1. Field of the Invention
The present invention relates generally to valves for controlling the flow of fluids under pressure. More particularly, the invention concerns a novel valve assembly and the method of making the same in which, in the open position, fluid flows from the inlet port of the valve assembly into a very narrow annular passageway formed in a cylindrically shaped valve slide member, or spool, thence through a plurality of axially extending passageways formed internally of the slide member and finally into the outlet port of the valve assembly.
2. Discussion of the Prior Art
Numerous types of valve assemblies embodying reciprocally movable slide members exist for controlling the flow of fluids under pressure. These valves may be provided with valve bodies and spools of widely varying configurations and may be pressure or solenoid operated, or they may be operated by pyrotechnic, mechanical or electromechanical devices of specialized design. Similarly, these prior art valve assemblies may embody pressure ports and closure means of widely varying design. However, typical of most prior art valve assemblies of this class, elastomeric O-rings, or comparable sealing devices, are used to prevent undesired flow of fluid between the slide member and the valve body as the slide member is reciprocated. Exemplary of various of the more sophisticated prior art valve designs are those disclosed in U.S. Pat. Nos. 2,971,090 and 3,731,905 issued to the present inventor.

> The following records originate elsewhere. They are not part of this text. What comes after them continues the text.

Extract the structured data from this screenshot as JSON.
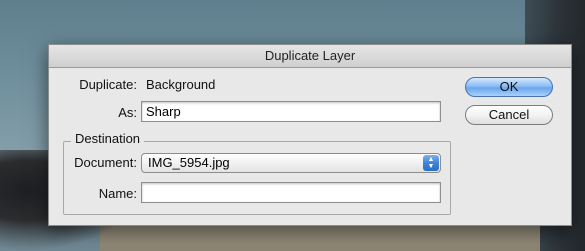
{
  "dialog": {
    "title": "Duplicate Layer",
    "duplicate_label": "Duplicate:",
    "duplicate_value": "Background",
    "as_label": "As:",
    "as_value": "Sharp",
    "destination": {
      "title": "Destination",
      "document_label": "Document:",
      "document_value": "IMG_5954.jpg",
      "name_label": "Name:",
      "name_value": ""
    },
    "buttons": {
      "ok": "OK",
      "cancel": "Cancel"
    }
  },
  "colors": {
    "default_button": "#6aa6ec",
    "stepper": "#3d83d9"
  }
}
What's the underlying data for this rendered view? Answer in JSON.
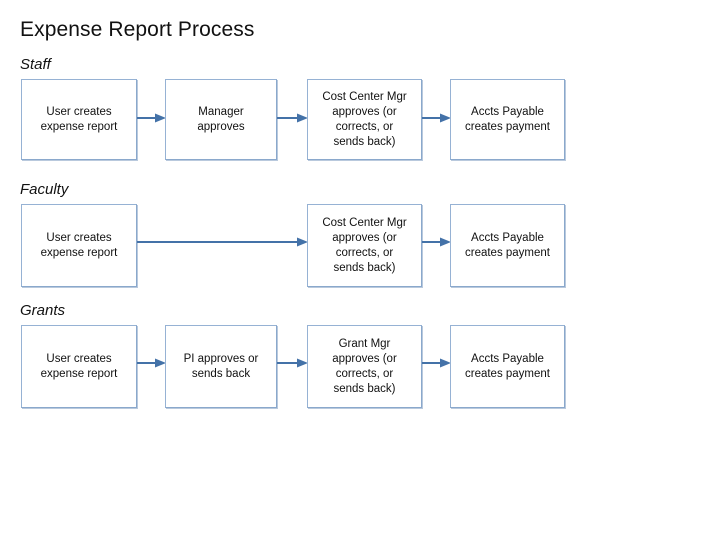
{
  "page": {
    "title": "Expense Report Process",
    "accent_color": "#4472a8",
    "box_border_color": "#96b2d4",
    "background": "#ffffff",
    "text_color": "#111111"
  },
  "diagram": {
    "type": "flowchart",
    "rows": [
      {
        "label": "Staff",
        "label_style": "italic",
        "steps": [
          {
            "text": "User creates\nexpense report"
          },
          {
            "text": "Manager\napproves"
          },
          {
            "text": "Cost Center Mgr\napproves (or\ncorrects, or\nsends back)"
          },
          {
            "text": "Accts Payable\ncreates payment"
          }
        ],
        "connectors": [
          {
            "from": 0,
            "to": 1,
            "style": "short-arrow"
          },
          {
            "from": 1,
            "to": 2,
            "style": "short-arrow"
          },
          {
            "from": 2,
            "to": 3,
            "style": "short-arrow"
          }
        ]
      },
      {
        "label": "Faculty",
        "label_style": "italic",
        "steps": [
          {
            "text": "User creates\nexpense report"
          },
          {
            "text": "Cost Center Mgr\napproves (or\ncorrects, or\nsends back)"
          },
          {
            "text": "Accts Payable\ncreates payment"
          }
        ],
        "connectors": [
          {
            "from": 0,
            "to": 1,
            "style": "long-arrow"
          },
          {
            "from": 1,
            "to": 2,
            "style": "short-arrow"
          }
        ]
      },
      {
        "label": "Grants",
        "label_style": "italic",
        "steps": [
          {
            "text": "User creates\nexpense report"
          },
          {
            "text": "PI approves or\nsends back"
          },
          {
            "text": "Grant Mgr\napproves (or\ncorrects, or\nsends back)"
          },
          {
            "text": "Accts Payable\ncreates payment"
          }
        ],
        "connectors": [
          {
            "from": 0,
            "to": 1,
            "style": "short-arrow"
          },
          {
            "from": 1,
            "to": 2,
            "style": "short-arrow"
          },
          {
            "from": 2,
            "to": 3,
            "style": "short-arrow"
          }
        ]
      }
    ]
  }
}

Almost without regard to the particular design features found in a given prior art spool type valve assembly, either the valve body or the spool is stepped or ported to provide a fluid flow path through the valve assembly. While typically the valve body is ported or stepped, in some special purpose applications the spool or poppet may also be stepped. In either case, precision fabrication of valve assemblies of this character is difficult and often quite expensive. Additionally, because there must always be relative movement between the slide member and the valve body, and, accordingly, relevant movement between one or the other of these parts and the sealing means employed, as, for example, one or more elastomeric O-rings, some wear of the sealing means must be expected. In these instances where the O-ring, or other elastomeric sealing means, is repeatedly brought into engagement with a pronounced step, port, flange, or shoulder formed in the valve assembly, substantial damage to the sealing means will unavoidably occur as a function of time. Such wear seriously effects the reliability of the valve and results in continuous and costly maintenance and system downtime.
The unique valve assembly of the present invention effectively overcomes the aforementioned drawbacks of prior art valves by providing a novel, perfectly cylindrical slide member or spool which has internally disposed fluid passageways. During the operation of the valve, this unique slide member engages the sealing means of the valve assembly in a manner so as to virtually eliminate wear on the sealing means. Additionally, because the spool is precision ground to a uniform diameter over its entire length, there exists no differing diameters or steps which might abrade the sealing means or tend to cause an inadvertent shifting of the spool within the valve body due to fluid pressures exerted thereon. Further, because the fluid being controlled by the valve flows internally of the spool, widely varying flow rates can be readily achieved merely by adjusting the spool diameter and the size and number of the internal passageways formed within the spool.
As will be more clearly understood from the description which follows, the present invention enables the cost effective manufacture of precision, high pressure valves which require minimum maintenance, are highly reliable in operation and provide great versatility in use.